Al día siguiente por la mañana nos encontramos con un par de jóvenes españoles que estaban estudiando por aquí. Nos dijeron que ellos se iban a ir esa noche a un fiordo donde les habían dicho que se verían las auroras muy bien, y que, además, era una noche que se predecía muy favorable para verlas.

Nos colgamos del brazo de Flo, y allá nos fuimos a disfrutarlas; al teatro celestial. Era una noche especialmente fría, -18° C dijeron, y nuestros pobres pies se fueron resintiendo. Hicimos dos paradas en las que vimos prácticamente lo de la noche previa, o sea, una preciosidad, pero, eso sí, a punto de congelarnos a pesar de las buenas intenciones del guía, poniéndonos un gran cartón donde apoyar los pies, o dándonos el chocolate o café reparador en medio de un lago helado.

Casi renunciamos a salir del minibús en lo que iba a ser la última parada. “Total, para ver lo mismo…, nos dijimos” (hay que ver cómo somos los turistas congelados).

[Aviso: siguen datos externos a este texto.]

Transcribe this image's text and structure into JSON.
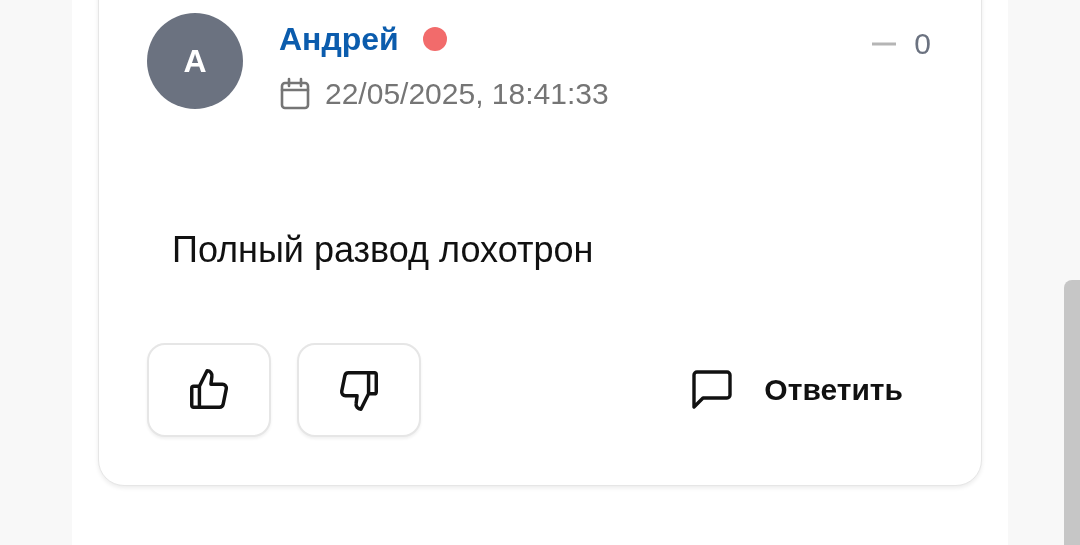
{
  "comment": {
    "author": "Андрей",
    "avatar_letter": "А",
    "online": false,
    "date": "22/05/2025, 18:41:33",
    "score": "0",
    "text": "Полный развод лохотрон",
    "reply_label": "Ответить"
  }
}
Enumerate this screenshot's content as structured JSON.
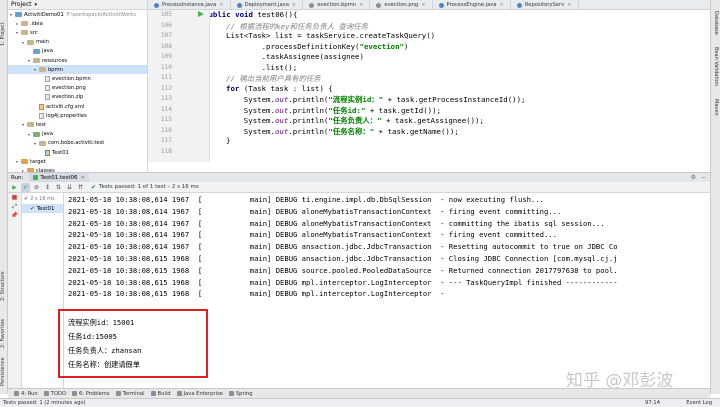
{
  "left_tabs": [
    "1: Project",
    "2: Structure",
    "2: Favorites",
    "Persistence"
  ],
  "right_tabs": [
    "Database",
    "Bean Validation",
    "Maven"
  ],
  "project": {
    "header": "Project",
    "tree": [
      {
        "label": "ActivitiDemo01",
        "extra": "F:\\workspace\\ActivitiWorks",
        "indent": 0,
        "icon": "fold-blue",
        "arrow": "▾"
      },
      {
        "label": ".idea",
        "indent": 1,
        "icon": "fold-plain",
        "arrow": "▸"
      },
      {
        "label": "src",
        "indent": 1,
        "icon": "fold-plain",
        "arrow": "▾"
      },
      {
        "label": "main",
        "indent": 2,
        "icon": "fold-plain",
        "arrow": "▾"
      },
      {
        "label": "java",
        "indent": 3,
        "icon": "fold-blue",
        "arrow": ""
      },
      {
        "label": "resources",
        "indent": 3,
        "icon": "fold-plain",
        "arrow": "▾"
      },
      {
        "label": "bpmn",
        "indent": 4,
        "icon": "fold-plain",
        "arrow": "▾",
        "selected": true
      },
      {
        "label": "evection.bpmn",
        "indent": 5,
        "icon": "file",
        "arrow": ""
      },
      {
        "label": "evection.png",
        "indent": 5,
        "icon": "file",
        "arrow": ""
      },
      {
        "label": "evection.zip",
        "indent": 5,
        "icon": "file",
        "arrow": ""
      },
      {
        "label": "activiti.cfg.xml",
        "indent": 4,
        "icon": "file-orange",
        "arrow": ""
      },
      {
        "label": "log4j.properties",
        "indent": 4,
        "icon": "file",
        "arrow": ""
      },
      {
        "label": "test",
        "indent": 2,
        "icon": "fold-plain",
        "arrow": "▾"
      },
      {
        "label": "java",
        "indent": 3,
        "icon": "fold-green",
        "arrow": "▾"
      },
      {
        "label": "com.bobo.activiti.test",
        "indent": 4,
        "icon": "fold-plain",
        "arrow": "▾"
      },
      {
        "label": "Test01",
        "indent": 5,
        "icon": "file-green",
        "arrow": ""
      },
      {
        "label": "target",
        "indent": 1,
        "icon": "fold-orange",
        "arrow": "▾"
      },
      {
        "label": "classes",
        "indent": 2,
        "icon": "fold-orange",
        "arrow": "▸"
      }
    ]
  },
  "editor_tabs": [
    {
      "label": "ProcessInstance.java",
      "color": "#4a86c8"
    },
    {
      "label": "Deployment.java",
      "color": "#4a86c8"
    },
    {
      "label": "evection.bpmn",
      "color": "#8a8f96"
    },
    {
      "label": "evection.png",
      "color": "#8a8f96"
    },
    {
      "label": "ProcessEngine.java",
      "color": "#4a86c8"
    },
    {
      "label": "RepositoryServ",
      "color": "#4a86c8"
    }
  ],
  "code": {
    "line_numbers": [
      "105",
      "106",
      "107",
      "108",
      "109",
      "110",
      "111",
      "112",
      "113",
      "114",
      "115",
      "116",
      "117",
      "118"
    ]
  },
  "run": {
    "label": "Run:",
    "config": "Test01.test06",
    "tests_passed": "Tests passed: 1 of 1 test – 2 s 16 ms",
    "tree_time": "2 s 16 ms",
    "tree_item": "Test01"
  },
  "log_lines": [
    "2021-05-18 10:38:08,614 1967  [           main] DEBUG ti.engine.impl.db.DbSqlSession  - now executing flush...",
    "2021-05-18 10:38:08,614 1967  [           main] DEBUG aloneMybatisTransactionContext  - firing event committing...",
    "2021-05-18 10:38:08,614 1967  [           main] DEBUG aloneMybatisTransactionContext  - committing the ibatis sql session...",
    "2021-05-18 10:38:08,614 1967  [           main] DEBUG aloneMybatisTransactionContext  - firing event committed...",
    "2021-05-18 10:38:08,614 1967  [           main] DEBUG ansaction.jdbc.JdbcTransaction  - Resetting autocommit to true on JDBC Co",
    "2021-05-18 10:38:08,615 1968  [           main] DEBUG ansaction.jdbc.JdbcTransaction  - Closing JDBC Connection [com.mysql.cj.j",
    "2021-05-18 10:38:08,615 1968  [           main] DEBUG source.pooled.PooledDataSource  - Returned connection 2017797638 to pool.",
    "2021-05-18 10:38:08,615 1968  [           main] DEBUG mpl.interceptor.LogInterceptor  - --- TaskQueryImpl finished ------------",
    "2021-05-18 10:38:08,615 1968  [           main] DEBUG mpl.interceptor.LogInterceptor  -"
  ],
  "output_lines": [
    "流程实例id：15001",
    "任务id:15005",
    "任务负责人：zhansan",
    "任务名称：创建请假单"
  ],
  "watermark": "知乎 @邓彭波",
  "bottom_tools": [
    "4: Run",
    "TODO",
    "6: Problems",
    "Terminal",
    "Build",
    "Java Enterprise",
    "Spring"
  ],
  "status": {
    "left": "Tests passed: 1 (2 minutes ago)",
    "event_log": "Event Log",
    "position": "97:14"
  },
  "colors": {
    "highlight": "#e02020",
    "keyword": "#000080",
    "string": "#008000",
    "comment": "#808080"
  }
}
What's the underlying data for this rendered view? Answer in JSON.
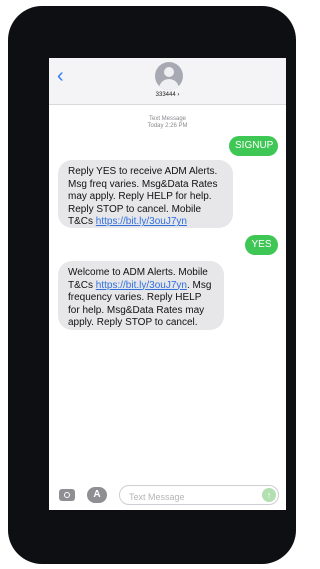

Flo bajó para inspeccionar. Volvió corriendo, con los ojos muy abiertos, y prácticamente nos ordenó que saliéramos de inmediato y que bajáramos por un terraplén con nieve hasta media pierna. “Madre mía, como no veamos nada distinto…”). No se veía nada, alguna lucecilla lejana, y seguía haciendo un frío avasallador.

Por fortuna llegamos justo cuando de nuevo se alzaba el telón. El segundo acto fue muy especial.  Las actrices protagonistas fueron desfilando una a una, o en grupos, densas, potentes, tan grandes que dejaban ver poca bóveda celeste atiborrada de estrellas.  Y para colmo se movían, suave y acompasadamente, como si existiera una música de fondo que las hiciera danzar entre las estrellas mientras nos decían desde allá arriba “Abrid bien los ojos, que esto es único” Nos mirábamos en silencio, asombrados, atónitos con lo que estábamos viendo, sin dar crédito y reconociendo la inmensa suerte que teníamos ese puñado de turistas que estábamos allí. Incluso Flo, que iba como loco, preso de emoción, de una parte a otra, trípode y cámara en mano, haciendo foto tras foto y exclamando “¡My God!, ¡My God!. Luego nos dijo que en los 4 años que llevaba allí trabajando no había visto nada parecido.

Casi aplaudimos por tan magnífica representación. Un verdadero lujo y una inmensa suerte.

En un momento dado, allí, muerto de frío y empequeñecido por el espectáculo que nos estaban ofreciendo, les hablé; les dije que de alguna manera formaran parte del equipaje de todas esas gentes nórdicas que dejan sus países en invierno para buscar, por unos días, otro clima y otra forma de vivir. Nos podrían ofrecer aquí, en el sur de Europa, su maravilloso espectáculo de luces y danzas. El teatro estaría a reventar.

Lo imposible, como lo utópico, también te hace vivir.